The City of Kamloops is looking forward to having more say in the way B.C. Transit provides its bus service.
An independent review panel this week said B.C. Transit is more accountable to provincial politicians than to the municipalities where it operates, and doesn't listen enough to local concerns.
The panel made 18 recommendations for change on the way the province's transit system is administered in the 58 communities it serves.
City councillors are welcoming those suggestions with hope they'll address the frustrations they've had with the Crown agency, according to Coun.
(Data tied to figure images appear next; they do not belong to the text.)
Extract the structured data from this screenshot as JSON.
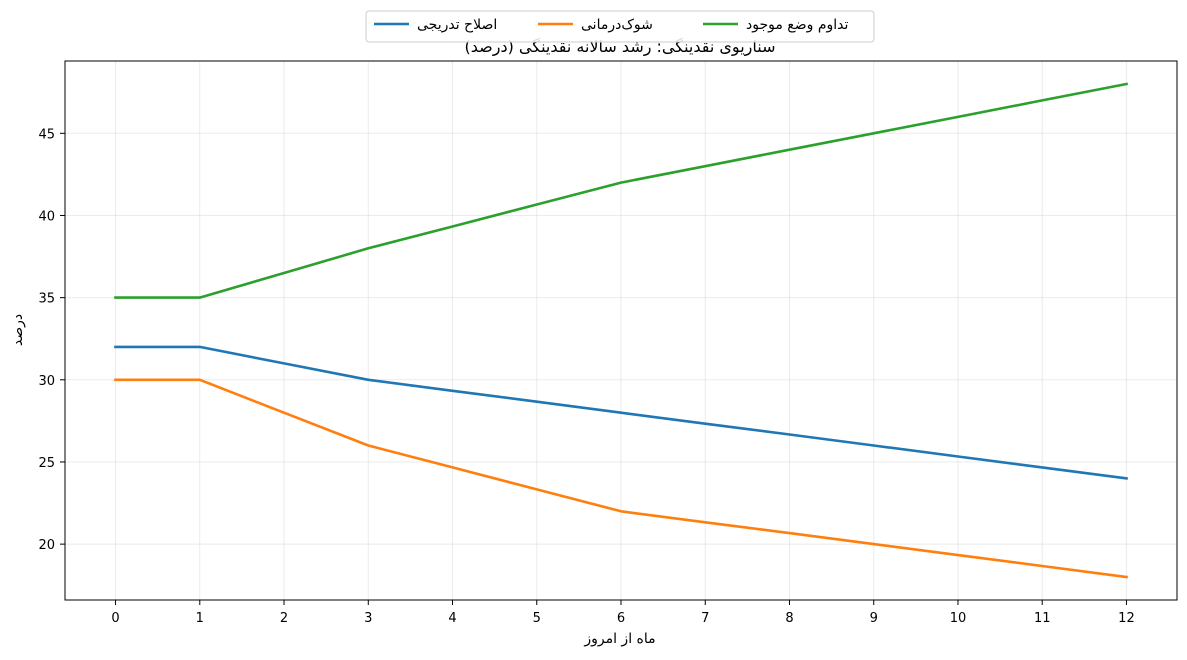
{
  "chart_data": {
    "type": "line",
    "title": "سناریوی نقدینگی: رشد سالانه نقدینگی (درصد)",
    "xlabel": "ماه از امروز",
    "ylabel": "درصد",
    "x": [
      0,
      1,
      2,
      3,
      4,
      5,
      6,
      7,
      8,
      9,
      10,
      11,
      12
    ],
    "xlim": [
      -0.6,
      12.6
    ],
    "ylim": [
      16.6,
      49.4
    ],
    "xticks": [
      0,
      1,
      2,
      3,
      4,
      5,
      6,
      7,
      8,
      9,
      10,
      11,
      12
    ],
    "yticks": [
      20,
      25,
      30,
      35,
      40,
      45
    ],
    "grid": true,
    "legend_position": "top-center",
    "series": [
      {
        "name": "اصلاح تدریجی",
        "color": "#1f77b4",
        "values": [
          32,
          32,
          31,
          30,
          29.33,
          28.67,
          28,
          27.33,
          26.67,
          26,
          25.33,
          24.67,
          24
        ]
      },
      {
        "name": "شوک‌درمانی",
        "color": "#ff7f0e",
        "values": [
          30,
          30,
          28,
          26,
          24.67,
          23.33,
          22,
          21.33,
          20.67,
          20,
          19.33,
          18.67,
          18
        ]
      },
      {
        "name": "تداوم وضع موجود",
        "color": "#2ca02c",
        "values": [
          35,
          35,
          36.5,
          38,
          39.33,
          40.67,
          42,
          43,
          44,
          45,
          46,
          47,
          48
        ]
      }
    ]
  }
}
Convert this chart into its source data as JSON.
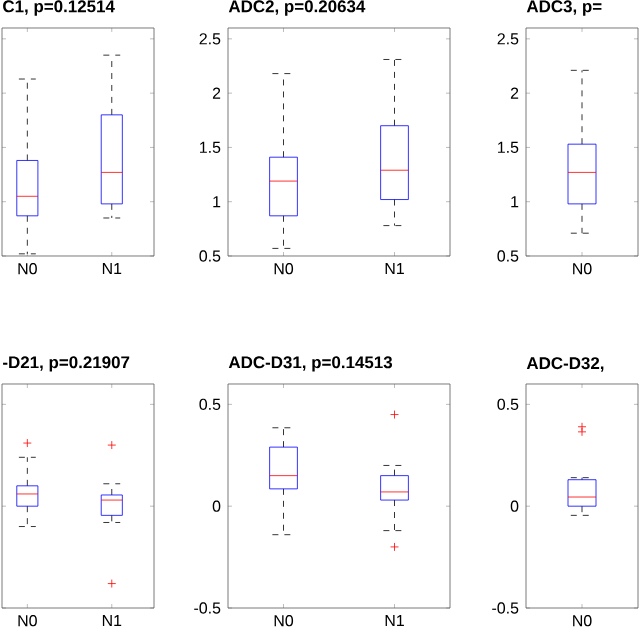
{
  "chart_data": [
    {
      "type": "box",
      "title": "C1, p=0.12514",
      "categories": [
        "N0",
        "N1"
      ],
      "ylim": [
        0.5,
        2.6
      ],
      "yticks": [
        0.5,
        1,
        1.5,
        2,
        2.5
      ],
      "tick_labels": "x",
      "series": [
        {
          "color": "#0000ff",
          "boxes": [
            {
              "low": 0.52,
              "q1": 0.87,
              "median": 1.05,
              "q3": 1.38,
              "high": 2.13
            },
            {
              "low": 0.85,
              "q1": 0.98,
              "median": 1.27,
              "q3": 1.8,
              "high": 2.35
            }
          ]
        }
      ]
    },
    {
      "type": "box",
      "title": "ADC2, p=0.20634",
      "categories": [
        "N0",
        "N1"
      ],
      "ylim": [
        0.5,
        2.6
      ],
      "yticks": [
        0.5,
        1,
        1.5,
        2,
        2.5
      ],
      "series": [
        {
          "color": "#0000ff",
          "boxes": [
            {
              "low": 0.57,
              "q1": 0.87,
              "median": 1.19,
              "q3": 1.41,
              "high": 2.18
            },
            {
              "low": 0.78,
              "q1": 1.02,
              "median": 1.29,
              "q3": 1.7,
              "high": 2.31
            }
          ]
        }
      ]
    },
    {
      "type": "box",
      "title": "ADC3, p=",
      "categories": [
        "N0"
      ],
      "ylim": [
        0.5,
        2.6
      ],
      "yticks": [
        0.5,
        1,
        1.5,
        2,
        2.5
      ],
      "series": [
        {
          "color": "#0000ff",
          "boxes": [
            {
              "low": 0.71,
              "q1": 0.98,
              "median": 1.27,
              "q3": 1.53,
              "high": 2.21
            }
          ]
        }
      ]
    },
    {
      "type": "box",
      "title": "-D21, p=0.21907",
      "categories": [
        "N0",
        "N1"
      ],
      "ylim": [
        -0.5,
        0.6
      ],
      "yticks": [
        -0.5,
        0,
        0.5
      ],
      "tick_labels": "x",
      "series": [
        {
          "color": "#0000ff",
          "boxes": [
            {
              "low": -0.1,
              "q1": 0.0,
              "median": 0.06,
              "q3": 0.1,
              "high": 0.24,
              "outliers": [
                0.31
              ]
            },
            {
              "low": -0.08,
              "q1": -0.045,
              "median": 0.03,
              "q3": 0.055,
              "high": 0.11,
              "outliers": [
                0.3,
                -0.38
              ]
            }
          ]
        }
      ]
    },
    {
      "type": "box",
      "title": "ADC-D31, p=0.14513",
      "categories": [
        "N0",
        "N1"
      ],
      "ylim": [
        -0.5,
        0.6
      ],
      "yticks": [
        -0.5,
        0,
        0.5
      ],
      "series": [
        {
          "color": "#0000ff",
          "boxes": [
            {
              "low": -0.14,
              "q1": 0.085,
              "median": 0.15,
              "q3": 0.29,
              "high": 0.385
            },
            {
              "low": -0.12,
              "q1": 0.03,
              "median": 0.07,
              "q3": 0.15,
              "high": 0.2,
              "outliers": [
                0.45,
                -0.2
              ]
            }
          ]
        }
      ]
    },
    {
      "type": "box",
      "title": "ADC-D32,",
      "categories": [
        "N0"
      ],
      "ylim": [
        -0.5,
        0.6
      ],
      "yticks": [
        -0.5,
        0,
        0.5
      ],
      "series": [
        {
          "color": "#0000ff",
          "boxes": [
            {
              "low": -0.045,
              "q1": 0.0,
              "median": 0.045,
              "q3": 0.13,
              "high": 0.14,
              "outliers": [
                0.39,
                0.365
              ]
            }
          ]
        }
      ]
    }
  ]
}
Ken Christian.
"Some of things I've seen is this year as an example, we were given 5,500 additional transit hours, which we had to co-fund but they gave them to us at the 11th hour of our budget setting exercise so really that put us in a bit of a tizzy."
Christian said he looks forward to the City's transit system becoming truly co-governed rather than having B.C. Transit report on decisions, then offering municipalities the choice to opt in or not.
"If this is truly going to be a co-governance model than we're going to have to be informed of the types of decisions that need to be made far upstream," he said.
Christian said he feels confident that Transportation Minister Blair Lekstrom's conclusions, which he intends to deliver in September during the Union of B.C. Municipalities annual general meeting, will support the independent review panel's recommendations.
The fact that Kamloops Mayor Peter Milobar is now on the B.C. Transit board of directors will also help, he said. Milobar did not return requests for comment.
"I think he'll be quite influential in terms of articulating the desires of not just Kamloops but municipalities of our size," said Christian.
Part of the reason for B.C. Transit's disregard for local municipalities is the relatively minor funding role they play.
"B.C. Transit's governance and decision making model does not recognize local government as a significant funding partner," the report said. "As a result, local governments have little direct influence on many of the issues that impact the cost of delivering public transit in their community."
B.C. Transit CEO Manuel Achadinha said the governance model is legislated by the B.C. Transit Act.
"The act sets out the rules that we must operate within. Any change to governance is the responsibility of government," said Achadinha.
However Achadinha has floated an innovative new funding formula to a handful of communities, including Kamloops. His community pass proposal would result in a transferable bus pass for every household in exchange for rolling the costs into property taxes.
"We're essentially waiting for a community to pick it up as a pilot," said Meribeth Burton, B.C. Transit spokesperson.
But as far as Christian is concerned, that idea is a non-starter because Kamloops is not big enough.
Although ridership is healthy in the City, it's not like Vancouver where "everybody" rides the bus, he said.
"There are going to be people in Kamloops that aren't going to use it. So to simply sort of force them onto a bus or induce them onto a bus I don't think is really good use of tax dollars."
Instead, said Christian, authorities should look at ways to reduce waiting times, arrange schedules to accommodate frequent users, create efficiencies by investigating mid-sized transportation vehicles and make the Handy Dart service more accessible.